In accordance with the proposed new Section 131.1, the Voyo Government, after reviewing a MVEIRB report recommending that approval of a proposed construction in the Vgo regions be subject to significant adverse effects, must adopt or refer the recommendation to the Board of Directors or accept or reject the recommendation with amendment (paragraph 81). Unlike the federal minister or a designated regulator dealing with a similar recommendation, the Tlicho government cannot order an environmental impact assessment. The official government is also authorized to adopt, amend or reject a report on the revision of environmental impacts with respect to the evolution of ographic surfaces (p. 22.2.29). Neither the Gwich`in nor the Sahtu Land Claim Agreement confers similar authority on these First Nations. In the Gwich`in and Sahtu Dene and Métis agreements, almost identical chapters on soil and water regulation require an integrated land and water management and environmental assessment system for the Mackenzie Valley. (15) They generally describe the composition, role and jurisdiction of a number of states that need to be developed through legislation, including land-use planning bodies, agriculture and water authorities, and environmental impact assessment committees. These institutions were formally established and their mandates and processes were better defined by the Mackenzie Valley Resource Management Act (MVRMA) of 1998. (16) 2.5 No clause or condition of this agreement or the performance of a contract under this Agreement will be deemed void unless the waiver is made in writing and by the party or parties giving the waiver. According to MVRMA, the federal Minister of Indian Affairs is solely responsible, with two exceptions, for the appointment of members to the supervisory boards created under the Act.

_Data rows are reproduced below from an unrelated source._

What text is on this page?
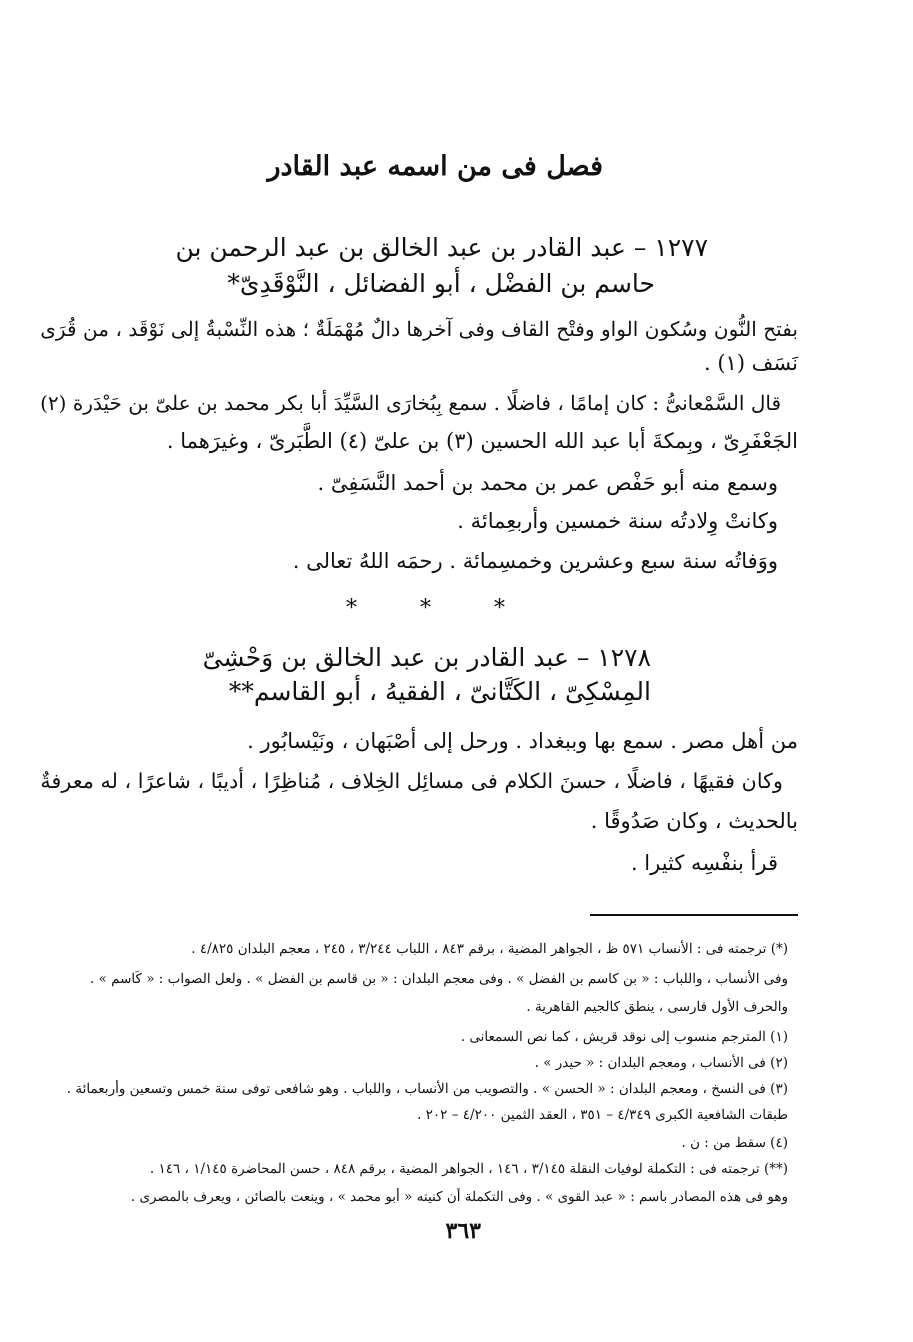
فصل فى من اسمه عبد القادر
١٢٧٧ – عبد القادر بن عبد الخالق بن عبد الرحمن بن
حاسم بن الفضْل ، أبو الفضائل ، النَّوْقَدِىّ*
بفتح النُّون وسُكون الواو وفتْح القاف وفى آخرها دالٌ مُهْمَلَةٌ ؛ هذه النِّسْبةُ إلى نَوْقَد ، من قُرَى
نَسَف (١) .
قال السَّمْعانىُّ : كان إمامًا ، فاضلًا . سمع بِبُخارَى السَّيِّدَ أبا بكر محمد بن علىّ بن حَيْدَرة (٢)
الجَعْفَرِىّ ، وبِمكةَ أبا عبد الله الحسين (٣) بن علىّ (٤) الطَّبَرىّ ، وغيرَهما .
وسمع منه أبو حَفْص عمر بن محمد بن أحمد النَّسَفِىّ .
وكانتْ وِلادتُه سنة خمسين وأربعِمائة .
ووَفاتُه سنة سبع وعشرين وخمسِمائة . رحمَه اللهُ تعالى .
* * *
١٢٧٨ – عبد القادر بن عبد الخالق بن وَحْشِىّ
المِسْكِىّ ، الكَتَّانىّ ، الفقيهُ ، أبو القاسم**
من أهل مصر . سمع بها وببغداد . ورحل إلى أصْبَهان ، ونَيْسابُور .
وكان فقيهًا ، فاضلًا ، حسنَ الكلام فى مسائِل الخِلاف ، مُناظِرًا ، أديبًا ، شاعرًا ، له معرفةٌ
بالحديث ، وكان صَدُوقًا .
قرأ بنفْسِه كثيرا .
(*) ترجمته فى : الأنساب ٥٧١ ظ ، الجواهر المضية ، برقم ٨٤٣ ، اللباب ٣/٢٤٤ ، ٢٤٥ ، معجم البلدان ٤/٨٢٥ .
وفى الأنساب ، واللباب : « بن كاسم بن الفضل » . وفى معجم البلدان : « بن قاسم بن الفضل » . ولعل الصواب : « كَاسم » .
والحرف الأول فارسى ، ينطق كالجيم القاهرية .
(١) المترجم منسوب إلى نوقد قريش ، كما نص السمعانى .
(٢) فى الأنساب ، ومعجم البلدان : « حيدر » .
(٣) فى النسخ ، ومعجم البلدان : « الحسن » . والتصويب من الأنساب ، واللباب . وهو شافعى توفى سنة خمس وتسعين وأربعمائة .
طبقات الشافعية الكبرى ٤/٣٤٩ – ٣٥١ ، العقد الثمين ٤/٢٠٠ – ٢٠٢ .
(٤) سقط من : ن .
(**) ترجمته فى : التكملة لوفيات النقلة ٣/١٤٥ ، ١٤٦ ، الجواهر المضية ، برقم ٨٤٨ ، حسن المحاضرة ١/١٤٥ ، ١٤٦ .
وهو فى هذه المصادر باسم : « عبد القوى » . وفى التكملة أن كنيته « أبو محمد » ، وينعت بالصائن ، ويعرف بالمصرى .
٣٦٣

(26) The specified number of board members is appointed either after the appointment of a First Nation or after consultation with First Nations, in accordance with Parts 2 to 5. The land agreements of the Gwich`in and Sahtu Dene and Métis do not allow them to appoint board members. In the case of the Wekeezhii Land and Water Board [see 22.3.3], Agreement 22.3.3 provides for the adoption of this authority. As a result, Bill C-14 amends Section 11 mVRMA to allow an additional derogation from the exclusive appointment power of the federal government for members directly appointed to the board of directors by the Tlicho government in accordance with the proposed new subsection 57.1 (2) (point 19). Similarly, the President of the Wekeezhii Agriculture and Water Board is appointed jointly by the Minister and the Pheo Government in accordance with a new subsection 12, paragraph 2.1 of the MVRMA (paragraph 20) [s 22.3.6]. Both the gwich`in and Sahtu Dene and Métis agreements provide that, under the prescribed circumstances, Aboriginal groups with an adjacent landholding have a right of representation on the boards of Gwich in and Sahtu [see 24.1.6 and 25.1.6]. Agreement 22.3.4 contains a provision similar to that of previous agreements. Section 15 of the MVRMA recognizes the right of representation and sets rules for the appointment of special members. Section 22 replaces Section 15 to ensure that the chambers themselves have the authority to determine how they apply their respective contractual provisions that balance that right. This approach is more in line with the language of the three agreements.
As mentioned above, the creation of the WLWB in the new section 57.1 of the proposed MVRMA includes the Tlicho government`s unique right to appoint 50% of the board members or two members [see 18.104.22.168 (b)]. This claim is subject to any agreement, including a duplication agreement [see 2.7.3] between the official government and another Aboriginal people.